Path Selection Policy: VMW_PSP_FIXED
Path Selection Policy Device Config: {preferred= vmhba37:CO:T1:L6;current= vmhba37:CO:T1:L6}
Working Paths: vmhba37:CO:T1:L6
We could’ve reclaimed all the LUNs by running the following:
# for i in `ls /vmfs/devices/disks/ | grep naa.600d` ; do esxcli corestorage claiming reclaim -d $i ;done
But I decided to reboot the host to make sure everything worked as expected.
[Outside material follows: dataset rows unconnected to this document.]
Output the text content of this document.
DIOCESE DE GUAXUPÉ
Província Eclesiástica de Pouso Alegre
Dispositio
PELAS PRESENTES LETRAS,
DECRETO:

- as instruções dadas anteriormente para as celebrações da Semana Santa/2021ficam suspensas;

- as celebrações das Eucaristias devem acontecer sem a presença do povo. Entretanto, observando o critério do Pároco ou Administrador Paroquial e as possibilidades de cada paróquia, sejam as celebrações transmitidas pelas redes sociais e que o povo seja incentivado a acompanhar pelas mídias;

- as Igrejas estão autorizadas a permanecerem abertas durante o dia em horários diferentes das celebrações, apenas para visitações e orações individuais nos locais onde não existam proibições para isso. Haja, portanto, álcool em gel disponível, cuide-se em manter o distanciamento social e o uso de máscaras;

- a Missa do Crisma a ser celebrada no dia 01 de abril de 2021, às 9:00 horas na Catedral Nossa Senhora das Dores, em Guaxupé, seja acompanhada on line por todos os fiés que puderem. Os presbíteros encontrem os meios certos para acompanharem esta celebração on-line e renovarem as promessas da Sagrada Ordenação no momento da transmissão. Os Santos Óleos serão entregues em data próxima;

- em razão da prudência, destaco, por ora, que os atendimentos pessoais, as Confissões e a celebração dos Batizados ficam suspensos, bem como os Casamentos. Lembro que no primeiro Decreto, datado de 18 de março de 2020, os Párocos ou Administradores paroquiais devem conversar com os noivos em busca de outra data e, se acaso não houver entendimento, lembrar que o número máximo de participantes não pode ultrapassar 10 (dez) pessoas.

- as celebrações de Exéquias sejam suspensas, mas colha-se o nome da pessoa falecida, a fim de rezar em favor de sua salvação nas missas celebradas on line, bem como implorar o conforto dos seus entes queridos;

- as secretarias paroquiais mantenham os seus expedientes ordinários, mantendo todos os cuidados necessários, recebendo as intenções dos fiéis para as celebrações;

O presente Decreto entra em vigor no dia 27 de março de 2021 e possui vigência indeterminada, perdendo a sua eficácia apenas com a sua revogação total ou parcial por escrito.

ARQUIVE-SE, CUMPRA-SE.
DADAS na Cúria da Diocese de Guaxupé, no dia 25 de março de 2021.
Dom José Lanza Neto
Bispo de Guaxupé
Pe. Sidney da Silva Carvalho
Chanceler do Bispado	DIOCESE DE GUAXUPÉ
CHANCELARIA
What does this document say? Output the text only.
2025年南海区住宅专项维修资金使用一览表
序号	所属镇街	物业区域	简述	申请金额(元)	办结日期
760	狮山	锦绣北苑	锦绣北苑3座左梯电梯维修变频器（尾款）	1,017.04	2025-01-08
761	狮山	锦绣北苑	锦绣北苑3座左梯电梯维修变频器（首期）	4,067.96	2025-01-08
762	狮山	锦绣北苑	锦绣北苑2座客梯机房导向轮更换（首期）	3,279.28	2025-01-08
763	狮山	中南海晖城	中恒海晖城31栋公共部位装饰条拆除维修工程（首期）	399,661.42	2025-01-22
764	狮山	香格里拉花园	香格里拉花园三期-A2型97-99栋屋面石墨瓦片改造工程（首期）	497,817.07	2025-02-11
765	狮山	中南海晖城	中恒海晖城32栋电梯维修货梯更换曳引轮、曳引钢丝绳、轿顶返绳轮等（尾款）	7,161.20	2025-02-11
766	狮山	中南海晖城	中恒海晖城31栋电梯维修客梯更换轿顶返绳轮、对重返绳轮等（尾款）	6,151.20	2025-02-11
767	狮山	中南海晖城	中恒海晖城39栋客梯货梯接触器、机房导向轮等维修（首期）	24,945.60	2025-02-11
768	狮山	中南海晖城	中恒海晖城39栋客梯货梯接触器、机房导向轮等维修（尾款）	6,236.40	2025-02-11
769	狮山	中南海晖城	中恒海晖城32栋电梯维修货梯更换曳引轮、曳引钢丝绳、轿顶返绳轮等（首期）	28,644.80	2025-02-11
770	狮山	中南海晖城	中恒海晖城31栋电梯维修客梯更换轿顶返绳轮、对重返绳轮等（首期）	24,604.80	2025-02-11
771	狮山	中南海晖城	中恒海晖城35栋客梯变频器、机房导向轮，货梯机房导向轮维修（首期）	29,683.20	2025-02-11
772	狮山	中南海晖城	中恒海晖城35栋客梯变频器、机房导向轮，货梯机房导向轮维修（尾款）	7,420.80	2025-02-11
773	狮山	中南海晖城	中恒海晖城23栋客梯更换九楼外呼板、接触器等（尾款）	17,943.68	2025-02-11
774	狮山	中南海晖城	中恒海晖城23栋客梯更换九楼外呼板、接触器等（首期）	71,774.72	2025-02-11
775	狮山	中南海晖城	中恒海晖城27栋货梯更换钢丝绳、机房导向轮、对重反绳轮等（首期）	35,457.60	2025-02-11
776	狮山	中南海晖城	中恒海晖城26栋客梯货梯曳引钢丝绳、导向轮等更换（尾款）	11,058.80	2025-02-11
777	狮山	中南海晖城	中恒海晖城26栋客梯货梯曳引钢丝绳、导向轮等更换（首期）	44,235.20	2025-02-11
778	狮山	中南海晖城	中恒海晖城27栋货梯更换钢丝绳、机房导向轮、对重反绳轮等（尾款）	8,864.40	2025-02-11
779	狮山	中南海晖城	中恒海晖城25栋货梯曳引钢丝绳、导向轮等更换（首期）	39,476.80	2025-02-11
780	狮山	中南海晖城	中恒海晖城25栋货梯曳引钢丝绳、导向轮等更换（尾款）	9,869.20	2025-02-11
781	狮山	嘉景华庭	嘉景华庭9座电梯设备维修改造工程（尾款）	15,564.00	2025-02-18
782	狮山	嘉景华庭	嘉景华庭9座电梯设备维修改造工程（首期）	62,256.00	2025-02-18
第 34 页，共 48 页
After the reboot we saw the following:
~ # esxcli nmp device list | grep 'Storage Array Type:'
Storage Array Type: VMW_SATP_DEFAULT_AA
Storage Array Type: VMW_SATP_DEFAULT_AA
Storage Array Type: VMW_SATP_DEFAULT_AA
Storage Array Type: VMW_SATP_DEFAULT_AA
Storage Array Type: VMW_SATP_DEFAULT_AA
Storage Array Type: VMW_SATP_DEFAULT_AA
Storage Array Type: VMW_SATP_DEFAULT_AA
Storage Array Type: VMW_SATP_DEFAULT_AA
Storage Array Type: VMW_SATP_DEFAULT_AA
Storage Array Type: VMW_SATP_DEFAULT_AA
Storage Array Type: VMW_SATP_DEFAULT_AA
Storage Array Type: VMW_SATP_DEFAULT_AA
Storage Array Type: VMW_SATP_LOCAL
Storage Array Type: VMW_SATP_DEFAULT_AA
Storage Array Type: VMW_SATP_DEFAULT_AA
Storage Array Type: VMW_SATP_DEFAULT_AA
Storage Array Type: VMW_SATP_LOCAL
Storage Array Type: VMW_SATP_DEFAULT_AA
Storage Array Type: VMW_SATP_DEFAULT_AA
Storage Array Type: VMW_SATP_DEFAULT_AA
No SATP of VMW_SATP_ALUA was seen and the DAVG to the array lowered.